Mayor Arlene Nelson, during Alix’s regular meeting May 17, suggested that council direct its Chief Administrative Officer (CAO) Troy Jenkins to look into the process of enforcing the village’s zero tolerance bylaw to make it a safe and secure environment for staff.
Coun. Curt Peterson agreed saying council should enforce its policy.
Coun. Rob Fehr said there are concerns for the security and safety of staff in the building.
“There have been a number of incidents,” he said, although not providing the details.
“Have the CAO look into the matter and address that to make this a more safe and secure environment where people can work and do their jobs effectively. It’s something we need to look at seriously and develop a strategy.”

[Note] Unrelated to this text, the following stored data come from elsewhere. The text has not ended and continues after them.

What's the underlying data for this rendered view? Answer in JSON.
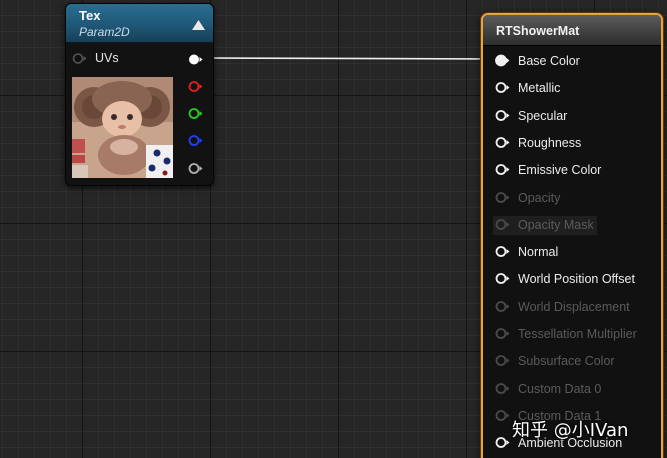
{
  "tex_node": {
    "title": "Tex",
    "subtitle": "Param2D",
    "input_label": "UVs",
    "header_color": "#1f5878",
    "outputs": [
      {
        "name": "rgb",
        "color": "#ffffff"
      },
      {
        "name": "r",
        "color": "#e02020"
      },
      {
        "name": "g",
        "color": "#20d020"
      },
      {
        "name": "b",
        "color": "#2040ff"
      },
      {
        "name": "a",
        "color": "#b0b0b0"
      }
    ]
  },
  "material_node": {
    "title": "RTShowerMat",
    "border_color": "#e8a33a",
    "pins": [
      {
        "label": "Base Color",
        "enabled": true,
        "connected": true
      },
      {
        "label": "Metallic",
        "enabled": true,
        "connected": false
      },
      {
        "label": "Specular",
        "enabled": true,
        "connected": false
      },
      {
        "label": "Roughness",
        "enabled": true,
        "connected": false
      },
      {
        "label": "Emissive Color",
        "enabled": true,
        "connected": false
      },
      {
        "label": "Opacity",
        "enabled": false,
        "connected": false
      },
      {
        "label": "Opacity Mask",
        "enabled": false,
        "connected": false
      },
      {
        "label": "Normal",
        "enabled": true,
        "connected": false
      },
      {
        "label": "World Position Offset",
        "enabled": true,
        "connected": false
      },
      {
        "label": "World Displacement",
        "enabled": false,
        "connected": false
      },
      {
        "label": "Tessellation Multiplier",
        "enabled": false,
        "connected": false
      },
      {
        "label": "Subsurface Color",
        "enabled": false,
        "connected": false
      },
      {
        "label": "Custom Data 0",
        "enabled": false,
        "connected": false
      },
      {
        "label": "Custom Data 1",
        "enabled": false,
        "connected": false
      },
      {
        "label": "Ambient Occlusion",
        "enabled": true,
        "connected": false
      }
    ]
  },
  "watermark": "知乎 @小IVan"
}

Council unanimously voted in favour of a motion to look into how they could enforce its zero tolerance policy.
At a February council meeting Mayor Nelson condemned what she called bullying, both verbal and physical. She said that bullying was rampant in the community with everyone from council, staff, local business owners and private citizens being targets in various venues including in person, online and in social media.
Mayor Nelson said that bullying has been rampant in Alix for the past two years and was perpetuated by a “small band of negative people.”
Tensions have been simmering between some residents and council for the past two years. Last March a group of Alix residents submitted two petitions to Municipal Affairs with about 300 signatures each asking the government to investigate the village council and administration.
Alix has about 400 registered voters. The group’s petitions cited high taxes and how the village spent tax dollars as reasons for one petition. The second petition asked Municipal Affairs to determine the viability of the municipality.
Last August Municipal Affairs held a preliminary review and screening in Alix. They met with Alix residents as well as the chief administrative officer and council. The review was conducted to determine if an in-depth review was warranted.
In November, the Minister of Municipal Affairs told the petitioners that the review identified concerns that justified an in-depth review and ordered a municipal inspection.
Earlier this year, Municipal Affairs appointed an investigator to investigate the village’s management, administration and operations in response to the two resident petitions.
Once the inspection is complete, the inspector will give the report to the Minister of Municipal Affairs. After the minister accepts the report, Alix council will receive a copy.
Municipal inspector Ted Gillespie said that the report will hopefully be presented to residents before the next municipal election.
If the investigation determines that the village is being managed in an irregular, improper or improvident manner, the minister can order council, the CAO or a designated officer to make changes.
Any directives given will have timelines for action to be completed and if they aren’t carried out to the minister’s satisfaction, more directives could be issued or the council or administration dismissed.

Budget tabled

Village of Alix tabled its 2017 operating budget to a future meeting.